Despite substantial capital deployment, dry powder availability for VC investing in India was at an all-time high of $7 billion at the end of 2019, indicating likely continued investment activity in 2020. The VC exit momentum in 2019 was in line with 2018 with secondary sales leading the mode of exits in India with an average exit value of around $39 million.

“Despite the global economic climate, India’s start-up and VC ecosystems continue to thrive as investors take a long-term view based on the country’s growth potential. We go into 2020 with record-high levels of dry powder, counter-balanced with caution and an underlying optimism in the long-term potential for the ecosystem,” Arpan Sheth, Partner at Bain & Company, one of the authors of the report, said.

About 80 per cent of VC investments in 2019 was concentrated in four sectors — consumer tech, Software/SaaS, fintech and B2B commerce and tech. Consumer tech continued to be the largest sector accounting for about 35 per cent of the total investments with several scale deals exceeding $150 million. Within consumer tech, verticalised e-commerce companies continued to be the largest sub-segment, but in addition, there were increased investments in healthtech, foodtech and edtech as well.

Both SaaS and fintech attracted significant investor interest and activity through 2019, with several early-stage and increasingly late-stage deals.

Sriwatsan Krishnan, Partner, Bain & Company, and co-author of the report, said: “The Indian VC industry had a landmark year in 2019. However, India-focused VC investments raised less funds this year, the fund-raising outlook for 2020 remains positive among both Limited Partners (LPs) and General Partners (GPs). Following the brief moderation that we saw between 2015 and 2017, the VC industry in India has been in a renewed growth phase and we see that continuing.”

“As far as start-ups are concerned, we have seen growth in both number of start-ups as well funded start-ups. The government’s flagship programmes like Startup India, Digital India and the Alternative Investment Policy Advisory Committee (AIPAC) will only accelerate this process,” Krishnan added.

The Indian start-up ecosystem, among the top five globally, continued to remain robust and grow rapidly.

Between 2012 and 2019, the number of start-ups in India increased by 17 per cent each year, while funded start-ups increased faster at 19 per cent per annum in the same period. Currently, of almost 80,000 start-ups in India, only about 8 per cent are funded, indicating room for investments.
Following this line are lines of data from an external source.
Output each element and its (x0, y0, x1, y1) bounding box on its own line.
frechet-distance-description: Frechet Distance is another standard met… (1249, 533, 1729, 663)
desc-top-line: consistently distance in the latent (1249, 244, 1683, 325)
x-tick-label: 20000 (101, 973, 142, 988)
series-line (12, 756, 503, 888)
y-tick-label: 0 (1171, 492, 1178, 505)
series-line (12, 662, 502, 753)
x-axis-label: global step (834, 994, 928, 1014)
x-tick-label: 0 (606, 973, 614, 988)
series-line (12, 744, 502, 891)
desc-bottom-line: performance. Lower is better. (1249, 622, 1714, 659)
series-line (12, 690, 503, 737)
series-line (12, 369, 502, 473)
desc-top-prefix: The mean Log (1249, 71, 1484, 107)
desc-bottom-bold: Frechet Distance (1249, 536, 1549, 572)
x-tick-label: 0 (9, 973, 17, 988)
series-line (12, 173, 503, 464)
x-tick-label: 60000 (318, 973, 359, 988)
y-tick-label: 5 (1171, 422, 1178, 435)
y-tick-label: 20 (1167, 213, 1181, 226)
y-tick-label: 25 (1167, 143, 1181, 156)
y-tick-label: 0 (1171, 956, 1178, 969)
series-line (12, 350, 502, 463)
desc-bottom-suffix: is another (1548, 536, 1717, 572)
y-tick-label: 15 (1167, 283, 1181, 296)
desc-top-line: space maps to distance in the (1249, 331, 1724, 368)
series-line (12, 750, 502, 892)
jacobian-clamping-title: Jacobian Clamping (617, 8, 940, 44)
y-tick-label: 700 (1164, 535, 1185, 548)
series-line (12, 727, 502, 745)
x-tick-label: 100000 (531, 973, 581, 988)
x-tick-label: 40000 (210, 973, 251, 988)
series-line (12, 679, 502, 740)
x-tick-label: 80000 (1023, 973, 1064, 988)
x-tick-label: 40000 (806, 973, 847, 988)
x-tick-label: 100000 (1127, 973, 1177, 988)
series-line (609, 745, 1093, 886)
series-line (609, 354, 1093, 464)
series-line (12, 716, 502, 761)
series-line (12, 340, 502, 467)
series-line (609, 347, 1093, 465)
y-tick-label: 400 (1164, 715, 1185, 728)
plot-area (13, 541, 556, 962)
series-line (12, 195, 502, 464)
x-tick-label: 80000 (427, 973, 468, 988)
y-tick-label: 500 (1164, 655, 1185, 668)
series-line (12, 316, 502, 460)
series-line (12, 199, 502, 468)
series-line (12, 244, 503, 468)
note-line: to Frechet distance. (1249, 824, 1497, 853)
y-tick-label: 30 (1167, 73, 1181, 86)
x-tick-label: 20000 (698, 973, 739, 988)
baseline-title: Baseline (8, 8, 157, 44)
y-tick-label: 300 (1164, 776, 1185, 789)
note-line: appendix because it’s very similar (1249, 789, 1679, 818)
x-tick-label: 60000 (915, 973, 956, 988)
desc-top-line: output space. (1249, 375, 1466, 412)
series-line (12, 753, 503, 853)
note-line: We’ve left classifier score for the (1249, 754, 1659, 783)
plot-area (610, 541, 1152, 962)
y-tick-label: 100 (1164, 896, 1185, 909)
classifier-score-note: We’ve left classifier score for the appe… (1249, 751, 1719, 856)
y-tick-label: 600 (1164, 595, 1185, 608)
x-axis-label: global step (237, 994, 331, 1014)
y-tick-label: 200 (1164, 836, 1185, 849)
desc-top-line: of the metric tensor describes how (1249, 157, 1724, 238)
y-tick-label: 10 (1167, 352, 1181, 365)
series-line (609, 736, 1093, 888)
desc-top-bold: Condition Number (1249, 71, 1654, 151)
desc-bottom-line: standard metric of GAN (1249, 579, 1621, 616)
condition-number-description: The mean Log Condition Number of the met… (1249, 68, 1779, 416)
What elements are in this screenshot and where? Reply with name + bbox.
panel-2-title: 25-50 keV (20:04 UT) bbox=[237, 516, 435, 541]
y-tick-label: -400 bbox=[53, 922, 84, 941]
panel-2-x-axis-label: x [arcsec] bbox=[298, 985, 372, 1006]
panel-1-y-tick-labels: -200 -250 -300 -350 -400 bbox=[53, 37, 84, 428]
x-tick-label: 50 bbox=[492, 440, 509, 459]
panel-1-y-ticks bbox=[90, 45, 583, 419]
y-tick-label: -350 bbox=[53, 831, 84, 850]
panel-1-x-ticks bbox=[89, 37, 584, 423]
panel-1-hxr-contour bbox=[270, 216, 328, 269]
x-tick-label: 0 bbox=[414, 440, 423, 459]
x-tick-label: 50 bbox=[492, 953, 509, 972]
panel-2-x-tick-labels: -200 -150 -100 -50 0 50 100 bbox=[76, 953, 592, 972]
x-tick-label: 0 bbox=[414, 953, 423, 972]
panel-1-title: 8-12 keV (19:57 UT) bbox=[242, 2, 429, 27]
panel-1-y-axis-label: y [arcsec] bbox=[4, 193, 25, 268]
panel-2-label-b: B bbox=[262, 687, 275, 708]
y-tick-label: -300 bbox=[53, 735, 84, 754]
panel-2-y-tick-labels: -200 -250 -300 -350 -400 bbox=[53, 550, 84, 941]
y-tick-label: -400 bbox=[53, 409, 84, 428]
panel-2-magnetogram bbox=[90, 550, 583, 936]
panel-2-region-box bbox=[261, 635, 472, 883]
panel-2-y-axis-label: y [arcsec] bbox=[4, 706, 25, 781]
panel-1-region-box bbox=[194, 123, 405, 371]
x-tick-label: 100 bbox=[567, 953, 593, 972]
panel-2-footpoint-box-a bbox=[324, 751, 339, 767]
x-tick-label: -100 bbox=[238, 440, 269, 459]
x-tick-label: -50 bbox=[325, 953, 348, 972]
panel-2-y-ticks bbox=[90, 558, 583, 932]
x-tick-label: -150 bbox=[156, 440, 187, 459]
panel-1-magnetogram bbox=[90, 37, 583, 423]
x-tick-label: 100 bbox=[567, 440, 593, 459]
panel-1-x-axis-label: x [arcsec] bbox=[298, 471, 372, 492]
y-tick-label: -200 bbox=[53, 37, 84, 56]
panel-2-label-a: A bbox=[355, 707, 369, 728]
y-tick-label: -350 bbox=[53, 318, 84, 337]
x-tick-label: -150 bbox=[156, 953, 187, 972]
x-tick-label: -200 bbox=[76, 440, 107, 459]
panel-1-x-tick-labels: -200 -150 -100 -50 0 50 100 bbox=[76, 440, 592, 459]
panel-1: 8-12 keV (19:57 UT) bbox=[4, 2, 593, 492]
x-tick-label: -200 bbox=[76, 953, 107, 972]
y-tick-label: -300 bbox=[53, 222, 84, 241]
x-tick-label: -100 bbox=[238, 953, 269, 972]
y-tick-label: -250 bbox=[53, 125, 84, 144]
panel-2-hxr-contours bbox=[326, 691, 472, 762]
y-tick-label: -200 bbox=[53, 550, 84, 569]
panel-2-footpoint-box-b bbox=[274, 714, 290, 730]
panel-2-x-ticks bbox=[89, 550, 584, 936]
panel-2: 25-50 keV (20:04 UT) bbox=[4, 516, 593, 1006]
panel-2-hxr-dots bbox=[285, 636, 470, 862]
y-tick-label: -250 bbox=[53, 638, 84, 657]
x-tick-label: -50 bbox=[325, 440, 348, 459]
India’s unicorn tribe also continues to grow with several firms in e-commerce, SaaS and fintech currently leading the way.

Fund-raising outlook

The fund-raising outlook for India-focused VC funds in 2020 is largely positive among both LPs and GPs, despite the global uncertainty.

India-focused VC funds raised about $2.1 billion in 2019, slightly lower than in 2018. The dip was the result of marquee funds that had already raised large sums, not going to the market in 2019.